Warum wird es in den letzten Jahren für immer mehr Bürger immer schwerer Wohnraum zu erschwinglichen Mietpreisen zu finden? Das „Dach über dem Kopf“ kann nicht allein Sache des Marktes sein, sondern ist ein Thema der Daseinsvorsorge, wie Nahrung und Wasser. Vor allem Auszubildende, Studenten, auch Berufsanfänger, schwerpunktmäßig die wachsende Gruppe der Alleinerziehenden, Personen im Arbeitslosengeld-2-Bezug, oder Senioren mit schmaler Rente leiden unter steigenden Mieten. Unsere Gesellschaftspolitik, vorrangig die Vermögens-Verhältnisse der Bürger, Sozialpolitik und städtebauliche Entwicklungen liefern Gründe.

Nicht außer Acht bleiben können der Wandel unserer familiären Strukturen und legitime Ansprüche der Menschen. Der Pro-Kopf-Bedarf an Wohnfläche und die Entscheidung für individuelle Lebensformen, nicht zuletzt die Scheidungsraten, bedingen einen höheren Wohnraum-Bedarf. Dies gilt auch beim Zuzug von Menschen aus Kriegsgebieten, die hier ein Bleiberecht haben.

Eine florierende Wirtschaft einerseits und mangelndes Vertrauen in unsere Währung andererseits heizen die Nachfrage nach Immobilien an, die damit auch zu überdurchschnittlich steigenden Baukosten führen. Nach der Finanzkrise 2008 hat sich die „Flucht“ in Sachwerte deutlich gesteigert, die Auswirkungen auf die Mietpreise folgten. Lokale Gründe sind das hohe Angebot an Arbeitsplätzen, die daraus erwachsende Bevölkerungszunahme im Landkreis und in der Region.

Leerstände in Gebäuden und Wohnungen scheinen nicht das ausschlaggebende Problem. Man kommt nicht daran vorbei, beim Wohnungsmarkt pauschal ein Missverhältnis von Angebot und Nachfrage zu konstatieren.

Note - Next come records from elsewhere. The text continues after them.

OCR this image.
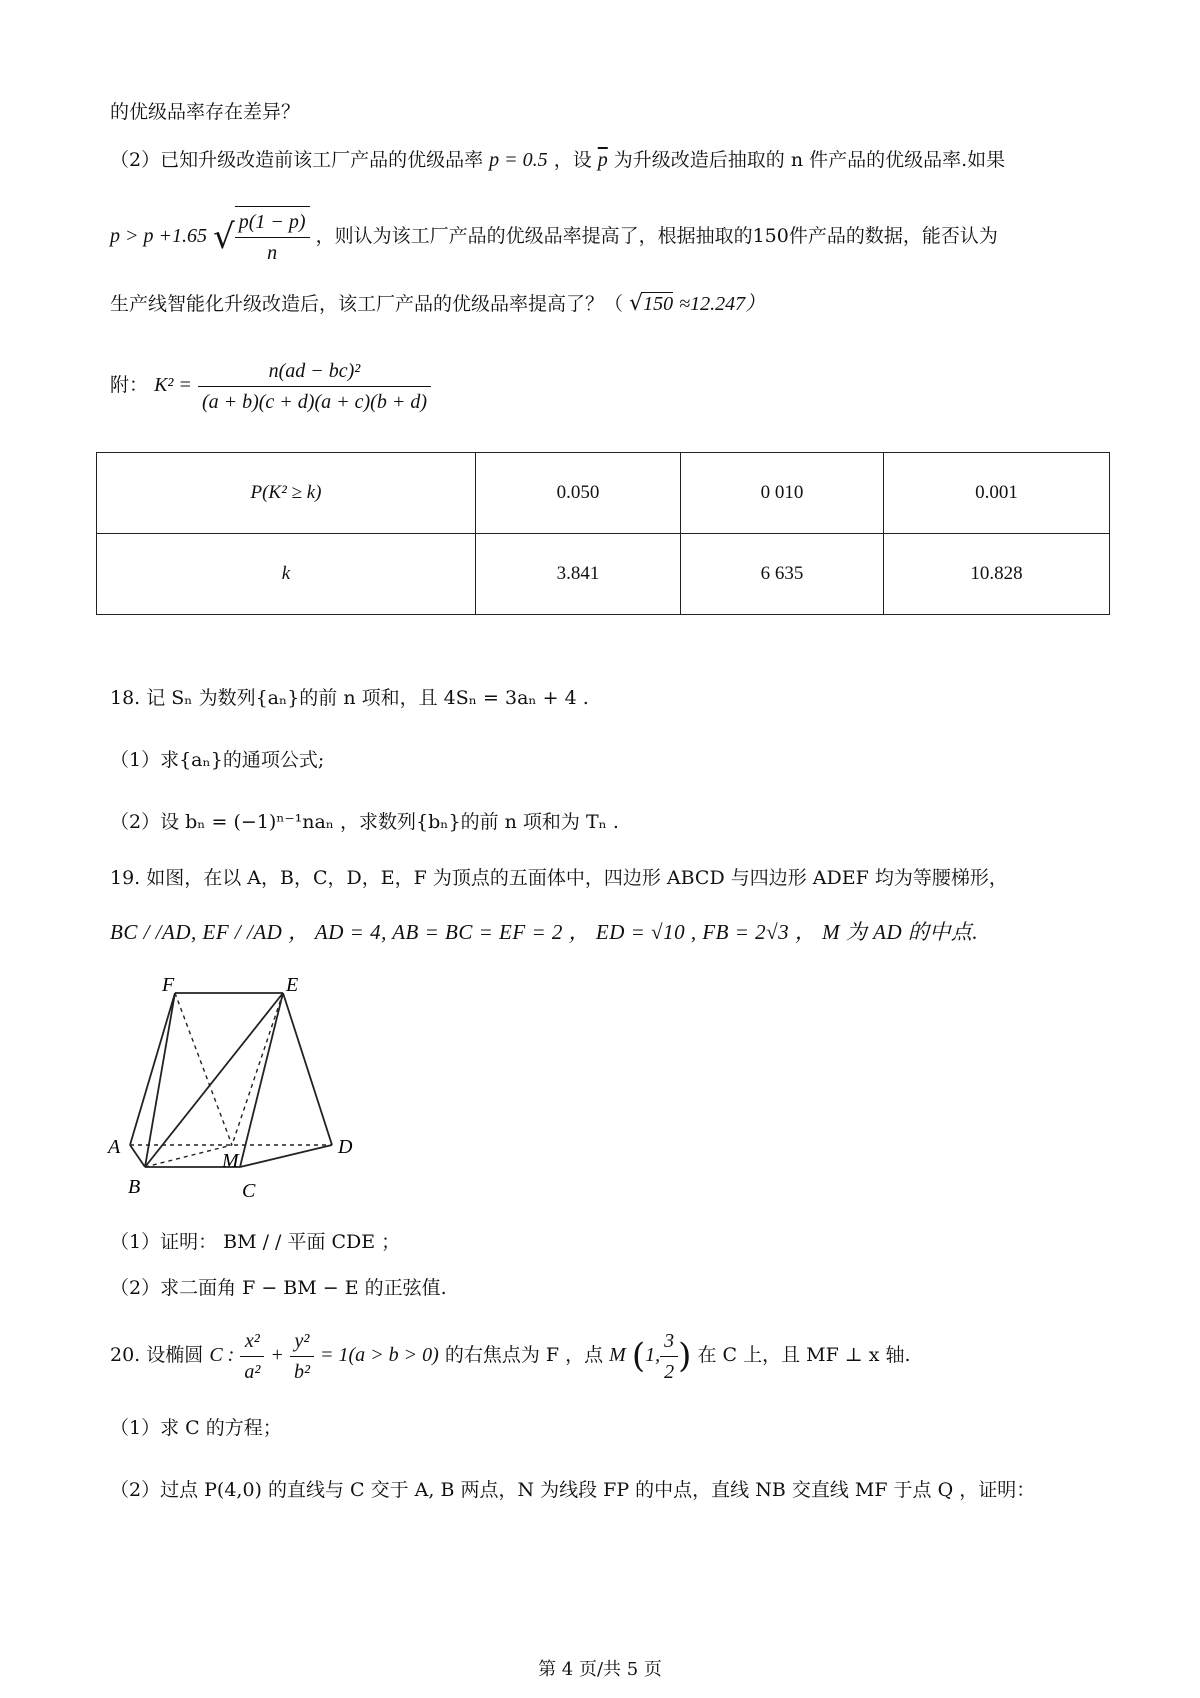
的优级品率存在差异？
（2）已知升级改造前该工厂产品的优级品率 p = 0.5 ，设 $\overline{p}$ 为升级改造后抽取的 n 件产品的优级品率.如果
p > p +1.65 √ $\frac{p(1 - p)}{n}$ ，则认为该工厂产品的优级品率提高了，根据抽取的150件产品的数据，能否认为
生产线智能化升级改造后，该工厂产品的优级品率提高了？（ √150 ≈12.247）
附： $K^2 = \frac{\text{n(ad − bc)²}}{(a + b)(c + d)(a + c)(b + d)}$
P(K² ≥ k)	0.050	0 010	0.001
k	3.841	6 635	10.828
18. 记 Sₙ 为数列{aₙ}的前 n 项和，且 4Sₙ = 3aₙ + 4 .
（1）求{aₙ}的通项公式;
（2）设 bₙ = (−1)ⁿ⁻¹naₙ ，求数列{bₙ}的前 n 项和为 Tₙ .
19. 如图，在以 A，B，C，D，E，F 为顶点的五面体中，四边形 ABCD 与四边形 ADEF 均为等腰梯形，
BC / /AD, EF / /AD ， AD = 4, AB = BC = EF = 2 ， ED = √10 , FB = 2√3 ， M 为 AD 的中点.
F	E
A	D
M
B	C
（1）证明： BM / / 平面 CDE ；
（2）求二面角 F − BM − E 的正弦值.
20. 设椭圆 C : $\frac{\text{x²}}{\text{a²}} + \frac{\text{y²}}{\text{b²}} = 1(a > b > 0)$ 的右焦点为 F ，点 M (1, $\frac{3}{2}$ ) 在 C 上，且 MF ⊥ x 轴.
（1）求 C 的方程；
（2）过点 P(4,0) 的直线与 C 交于 A, B 两点，N 为线段 FP 的中点，直线 NB 交直线 MF 于点 Q ，证明：
第 4 页/共 5 页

Was nützen uns ebenso pauschale Forderungen der Politik: „Bezahlbarer Wohnraum müsse geschaffen werden“? Handeln ist gefragt. Städtebauliche Programme müssen Antworten geben. Wie kann Bauland vorrangig für sozialen Wohnungsbau verfügbar gemacht werden? Wie kann Bauland angesichts des verfassten Eigentumsschutzes (Artikel 14 (2) GG) zu vertretbaren Kosten erschlossen werden? Baulanderweiterungen in unserem Raum, Flächen-Ausweitungen über die „Ränder“ unserer Siedlungsräume hinaus wird alleine nicht reichen. Verdichtung und Gebäudehöhen müssen städtebaulich überdacht und diskutiert werden. Trotzdem bleibt die Bereitstellung von Wohnbauflächen durch die Kommunen ein Thema; für die Stadt- und Raumplanung müssen Strukturen erarbeitet werden. So müssen bei sozial geförderten Wohnobjekten in der Hand kommunaler Baugesellschaften die Mieten auf ortsübliche Beträge angemessen angepasst werden können, wenn das Einkommen bei Mietern mit Wohnberechtigungsschein über die Bemessungsgrenze steigt. In der so bezeichneten Fehlbelegungsabgabe sehen wir eher politischen Symbolcharakter als eine wirksame Lösung der Probleme.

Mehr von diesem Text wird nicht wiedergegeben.